That's a correct guess. In 25 years of experience in scanning my negatives, I've never been able to 'rescue' via scanning and/or post-processing a very thin negative. A poor negative always, without exception, yields a poor scan.
I'll go even further: after a bit of experience, it even becomes possible to identify from the scan, whether the negative was too thin or not. The negative is the final word, of course, but the scan often offers important hints. If you do this for years you can pick up, from a scan, whether photo-shopped or not, whether intensely 'curved' or not, if the negative wasn't ideal for scanning.

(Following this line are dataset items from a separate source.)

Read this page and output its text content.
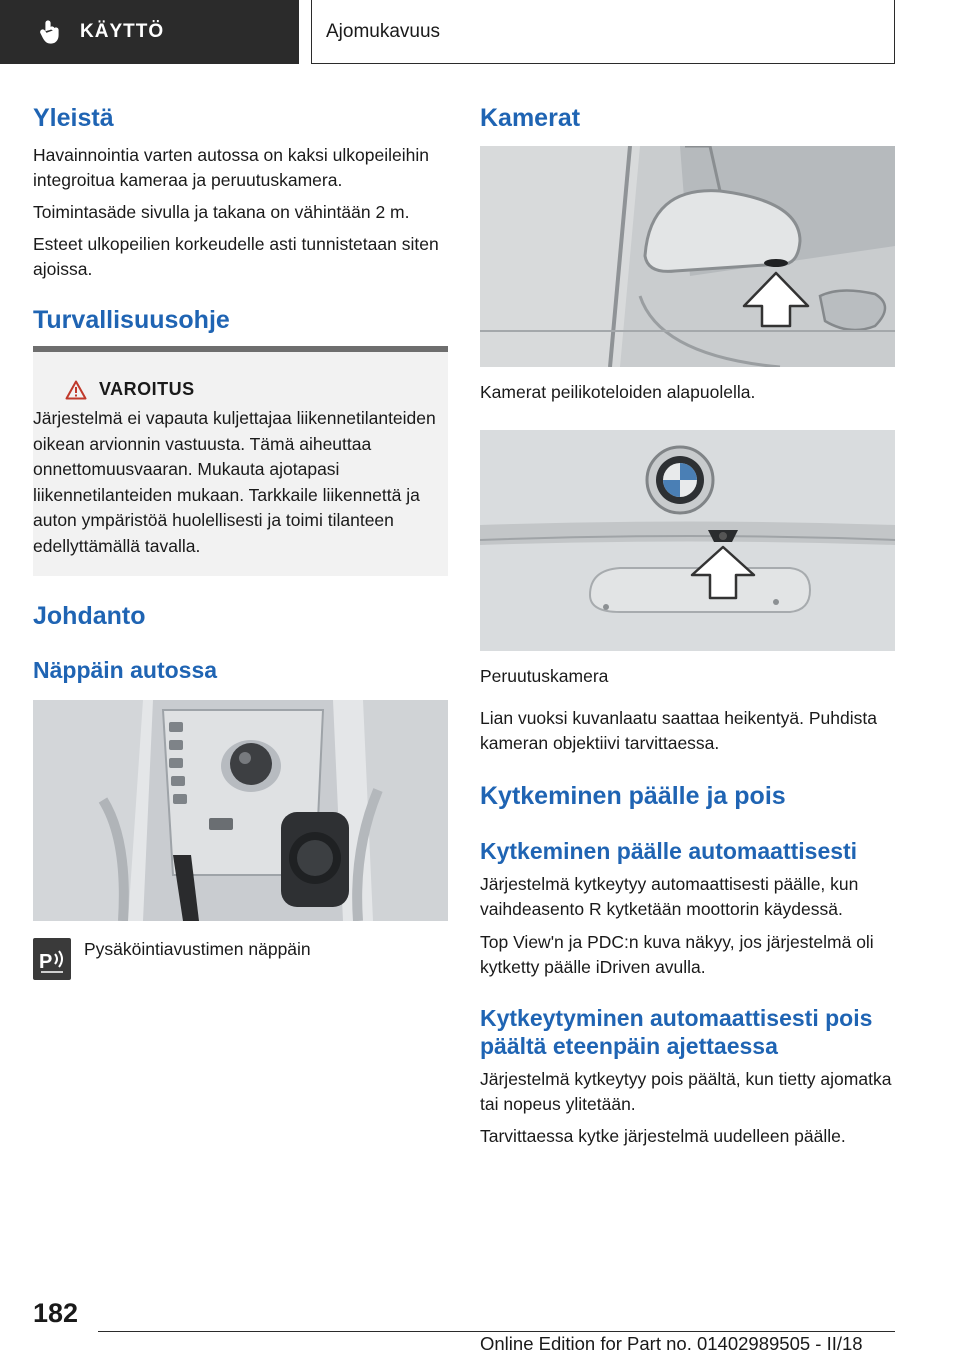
KÄYTTÖ	Ajomukavuus
Yleistä

Havainnointia varten autossa on kaksi ulkopeileihin integroitua kameraa ja peruutuskamera.

Toimintasäde sivulla ja takana on vähintään 2 m.

Esteet ulkopeilien korkeudelle asti tunnistetaan siten ajoissa.

Turvallisuusohje
VAROITUS
Järjestelmä ei vapauta kuljettajaa liikennetilanteiden oikean arvionnin vastuusta. Tämä aiheuttaa onnettomuusvaaran. Mukauta ajotapasi liikennetilanteiden mukaan. Tarkkaile liikennettä ja auton ympäristöä huolellisesti ja toimi tilanteen edellyttämällä tavalla.
Johdanto
Näppäin autossa
P

Pysäköintiavustimen näppäin

Kamerat

Kamerat peilikoteloiden alapuolella.

Peruutuskamera

Lian vuoksi kuvanlaatu saattaa heikentyä. Puhdista kameran objektiivi tarvittaessa.

Kytkeminen päälle ja pois
Kytkeminen päälle automaattisesti

Järjestelmä kytkeytyy automaattisesti päälle, kun vaihdeasento R kytketään moottorin käydessä.

Top View'n ja PDC:n kuva näkyy, jos järjestelmä oli kytketty päälle iDriven avulla.

Kytkeytyminen automaattisesti pois päältä eteenpäin ajettaessa

Järjestelmä kytkeytyy pois päältä, kun tietty ajomatka tai nopeus ylitetään.

Tarvittaessa kytke järjestelmä uudelleen päälle.

182
Online Edition for Part no. 01402989505 - II/18
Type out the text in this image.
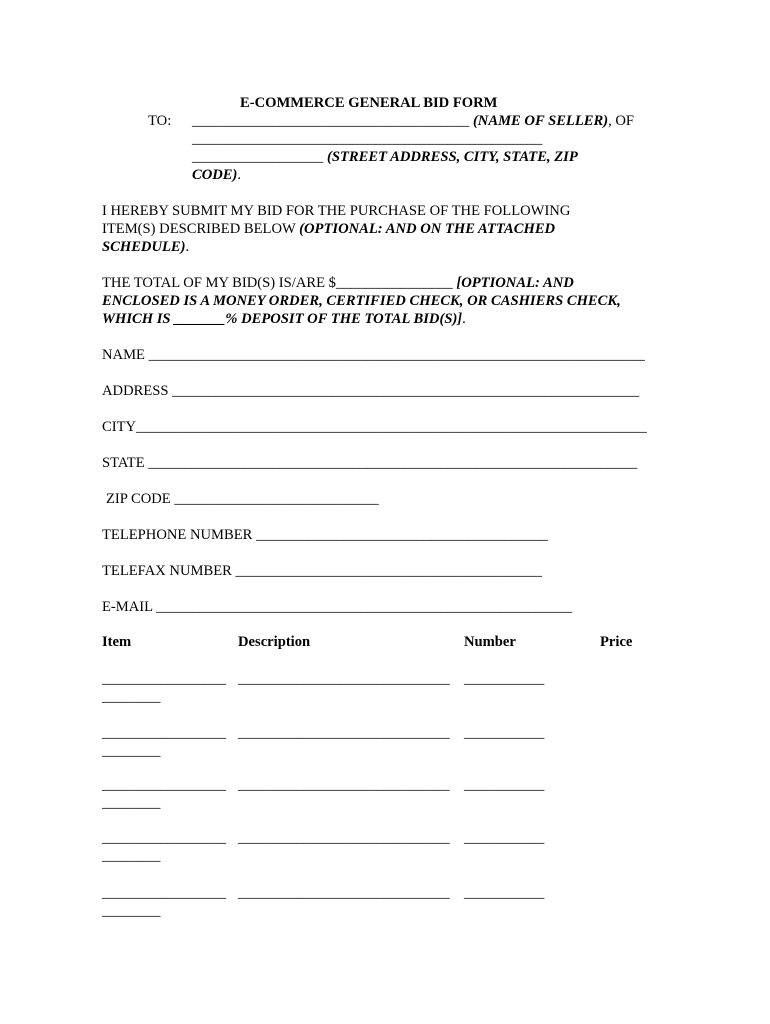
E-COMMERCE GENERAL BID FORM
TO: ______________________________________ (NAME OF SELLER), OF
________________________________________________
__________________ (STREET ADDRESS, CITY, STATE, ZIP
CODE).
I HEREBY SUBMIT MY BID FOR THE PURCHASE OF THE FOLLOWING
ITEM(S) DESCRIBED BELOW (OPTIONAL: AND ON THE ATTACHED
SCHEDULE).
THE TOTAL OF MY BID(S) IS/ARE $________________ [OPTIONAL: AND
ENCLOSED IS A MONEY ORDER, CERTIFIED CHECK, OR CASHIERS CHECK,
WHICH IS _______% DEPOSIT OF THE TOTAL BID(S)].
NAME ____________________________________________________________________
ADDRESS ________________________________________________________________
CITY______________________________________________________________________
STATE ___________________________________________________________________
ZIP CODE ____________________________
TELEPHONE NUMBER ________________________________________
TELEFAX NUMBER __________________________________________
E-MAIL _________________________________________________________
Item	Description	Number	Price
_________________ _____________________________ ___________
________
_________________ _____________________________ ___________
________
_________________ _____________________________ ___________
________
_________________ _____________________________ ___________
________
_________________ _____________________________ ___________
________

I've never, without fail, seen a perfect scan from a very thin (or very thick) negative, even if the person producing it was a Photoshop wizard. In fact, Photoshop wizardry doesn't exist - it's an excuse wet printers often use to justify their poor understanding of the hybrid process. You can't polish a turd. Of course, everything is now changing with AI-produced or doctored images.
But to go back to your question above, in my own experience, and my own workflow, the best scans are obtained for a negative exposed and developed for a target gamma in the interval .55-.6. This is basically a target gamma in the region of what was considered 'standard' in the days of wet printing with a condenser enlarger head.
Sounds honestly not so surprising to me, as the engineers who designed film scanners had to start somewhere and my unsupported assumption is that they would have started designing the device to perform well in a reasonable distribution of densities centred at gammas of negatives exposed and developed according the accepted standard at the time.